Le corpus de Debussy regorge de pièces brèves, parfois abstraites comme la délicate Arabesque n° 1 (1890-1891, transposée ici du piano à la harpe), souvent imagées, comme dans le cas de Syrinx. Debussy mit plus de trois ans à livrer cette dernière composition, malgré sa courte durée (trois minutes) et son effectif limité à la flûte solo. Dès 1909, l’écrivain Gabriel Mourey lui commande la musique de son drame Psyché. Le musicien repousse sans cesse l’échéance et renonce finalement au projet. Seule rescapée de l’aventure, Syrinx devient l’une des œuvres majeures du corpus pour flûte. Et pour cause : la lamentation de Pan pleurant la nymphe Syrinx, transformée en roseau pour échapper à son indésirable prétendant, dégage une étonnante modernité. Les mélodies chargées de chromatismes dessinent des courbes sensuelles, quand les respirations sculptent de soupirs l’improvisation du dieu.
Un siècle plus tard, Kurtág semble se remémorer Syrinx dans certaines de ses pièces pour flûte seule. « …preparation, experiments for the creation of a perpetuum mobile… », tiré de son op. 39 (1997), prend ainsi les traits d’une (fausse) improvisation, théâtralisée par les commentaires onomatopéiques de l’interprète. L’esthétique de la déploration imprègne quant à elle le « Doloroso » de 1992 ou « …ein Brief aus der Ferne an Ursula… », écrite en 2014 à la suite du décès de la harpiste Ursula Holliger. Ces pièces condensées proviennent du cycle in progress des Jelek, játékok és üzenetek (« Signes, Jeux et Messages »), amorcé dans les années 1980 pour divers instruments. De nombreux portraits l’émaillent, Kurtág puisant son inspiration dans les évènements ou rencontres de son quotidien. Il lui arrive également de se référer aux musiciens du passé, comme dans l’« Hommage à J. S. B. », où il réinvestit une pratique chère à Bach : suggérer la polyphonie par l’articulation des lignes monodiques.
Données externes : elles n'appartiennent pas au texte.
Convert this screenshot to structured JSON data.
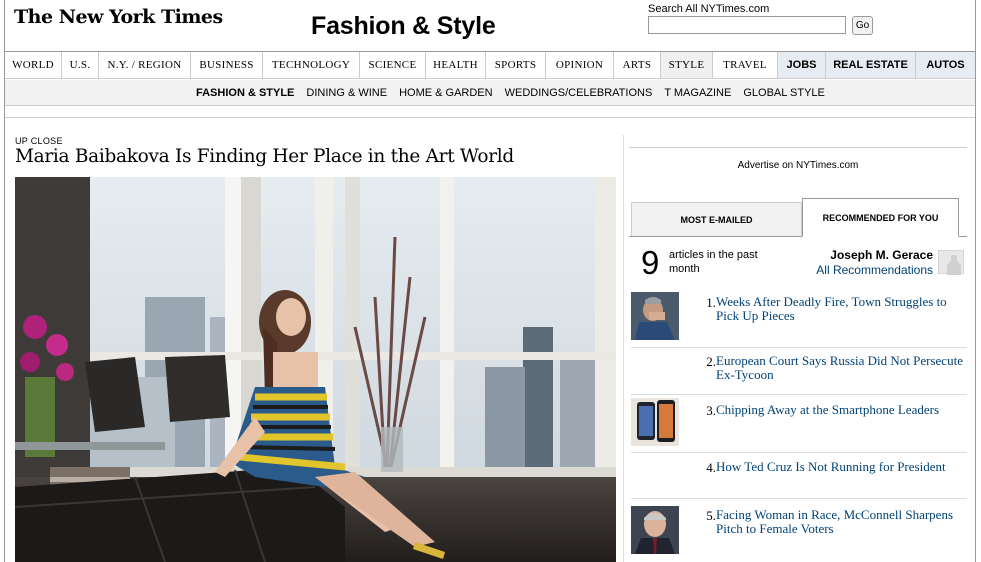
{
  "masthead": {
    "logo": "The New York Times",
    "section_title": "Fashion & Style",
    "search_label": "Search All NYTimes.com",
    "search_value": "",
    "search_button": "Go"
  },
  "main_nav": [
    {
      "label": "WORLD"
    },
    {
      "label": "U.S."
    },
    {
      "label": "N.Y. / REGION"
    },
    {
      "label": "BUSINESS"
    },
    {
      "label": "TECHNOLOGY"
    },
    {
      "label": "SCIENCE"
    },
    {
      "label": "HEALTH"
    },
    {
      "label": "SPORTS"
    },
    {
      "label": "OPINION"
    },
    {
      "label": "ARTS"
    },
    {
      "label": "STYLE"
    },
    {
      "label": "TRAVEL"
    },
    {
      "label": "JOBS"
    },
    {
      "label": "REAL ESTATE"
    },
    {
      "label": "AUTOS"
    }
  ],
  "sub_nav": [
    {
      "label": "FASHION & STYLE"
    },
    {
      "label": "DINING & WINE"
    },
    {
      "label": "HOME & GARDEN"
    },
    {
      "label": "WEDDINGS/CELEBRATIONS"
    },
    {
      "label": "T MAGAZINE"
    },
    {
      "label": "GLOBAL STYLE"
    }
  ],
  "article": {
    "kicker": "UP CLOSE",
    "headline": "Maria Baibakova Is Finding Her Place in the Art World"
  },
  "sidebar": {
    "ad_label": "Advertise on NYTimes.com",
    "tabs": {
      "most_emailed": "MOST E-MAILED",
      "recommended": "RECOMMENDED FOR YOU"
    },
    "count": "9",
    "count_text": "articles in the past month",
    "user_name": "Joseph M. Gerace",
    "all_recommendations": "All Recommendations",
    "stories": [
      {
        "num": "1.",
        "title": "Weeks After Deadly Fire, Town Struggles to Pick Up Pieces"
      },
      {
        "num": "2.",
        "title": "European Court Says Russia Did Not Persecute Ex-Tycoon"
      },
      {
        "num": "3.",
        "title": "Chipping Away at the Smartphone Leaders"
      },
      {
        "num": "4.",
        "title": "How Ted Cruz Is Not Running for President"
      },
      {
        "num": "5.",
        "title": "Facing Woman in Race, McConnell Sharpens Pitch to Female Voters"
      }
    ]
  },
  "colors": {
    "link": "#004276",
    "classified_bg": "#e7ecf2",
    "subnav_bg": "#f2f2f2"
  }
}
Dans sa Sonate en mi bémol majeur BWV 1031 (1734), adaptée ici pour flûte et harpe, Johann Sebastian Bach ne recourt pas aux subterfuges d’une polyphonie latente. C’est que tout y est déjà contrepoint, les deux lignes du clavecin originel s’entrelaçant avec aisance à celle de la flûte. Cette dernière, altière et souriante dans les mouvements vifs, se teinte d’une douce mélancolie dans le poétique « Siciliano ».
La nostalgie imprègne encore l’ouverture de la Sonate pour flûte, alto et harpe de Debussy. Ce sentiment se dissipe rapidement pour céder place à un florilège de thèmes évanescents : nimbés chacun d’une luminosité radieuse, ils viennent contrer les jours de guerre. Car Debussy conçoit cette sonate durant l’automne 1915. En réaction au conflit qui déchire l’Europe, il affirme son identité nationale en renouant avec le genre baroque de la sonate en trio, un ancrage dans l’ancien temps que prolonge l’archaïsme des thèmes. Un dernier lien se tisse : comme Kurtág rendant hommage à Bach, le souvenir du XVIIIe siècle impulse chez Debussy une esthétique toujours plus moderne. Enraciné dans le passé mais tourné vers le futur, le jeu musical ne cesse de se ramifier.